A internação involuntária de dependentes químicos no Brasil.

Enviada em 17/08/2020

No filme “Coringa”, o personagem Arthur Fleck, que sofre de transtornos mentais, no decorrer da trama, tem seu tratamento psicológico interrompido devido à ineficiência do Estado, o que faz com que seu quadro se agrave. Fora da ficção, percebe-se que, no Brasil, a falta de garantia à saúde, pelo Estado, também ocasiona a piora de milhões de pacientes dependentes do sistema público. Assim, pessoas com distúrbios mentais, principalmente dependentes químicos, sem o devido tratamento ou intervenção para serem internados, acabam impedidos de se recuperarem.

Primeiramente, é importante observar que, de segundo a Constituição Federal de 1988, todo brasileiro tem direito à saúde de forma universal e igualitária. Com essa garantia, pessoas com transtor-nos mentais, que representam cerca de 86% da população, segundo a OMS, devem receber cuidados fornecidos pelo Estado, principalmente dependentes químicos que, em muitos casos, são inconscientes de seus atos.

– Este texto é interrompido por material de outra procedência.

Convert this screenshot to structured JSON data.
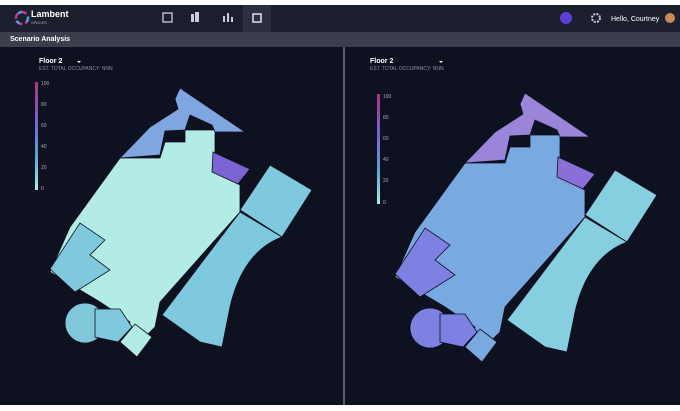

Contudo, embora exista uma legislação que garanta a integridade da saúde do cidadão, tanto o Estado quanto os familiares ignoram tal situação e impedem o tratamento e possível recuperação dos doentes, que poderia ocasionar o desenvolvimento pessoal desses cidadãos.

Convém pontuar, ainda, que, de acordo com pesquisas realizadas pela Fiocruz, a cada ano, o consumo de drogas aumenta no Brasil, o que tem provocado um maior número de usuários que desenvolvem transtornos mentais, tornando-se dependentes químicos e, consequentemente, pessoas em vulnerabilidade social. No entanto, a Lei 10.216/2004 garante a possibilidade de internação involuntária dos usuários de drogas, seja por intermédio da família ou de agentes públicos. Esse dispositivo legal poderia proporcionar o tratamento e possível recuperação de milhões de brasileiros que vivem em situação de vulnerabilidade, devido ao uso descontrolado de drogas, e torná-los, inclusive, integrantes da população economicamente ativa. Todavia, a realidade é que situações como a da “Cracolândia”, em São Paulo, onde os doentes são esquecidos, são vistas por todo o Brasil e milhões de dependentes químicos têm suas vidas interrompidas e ameaçadas.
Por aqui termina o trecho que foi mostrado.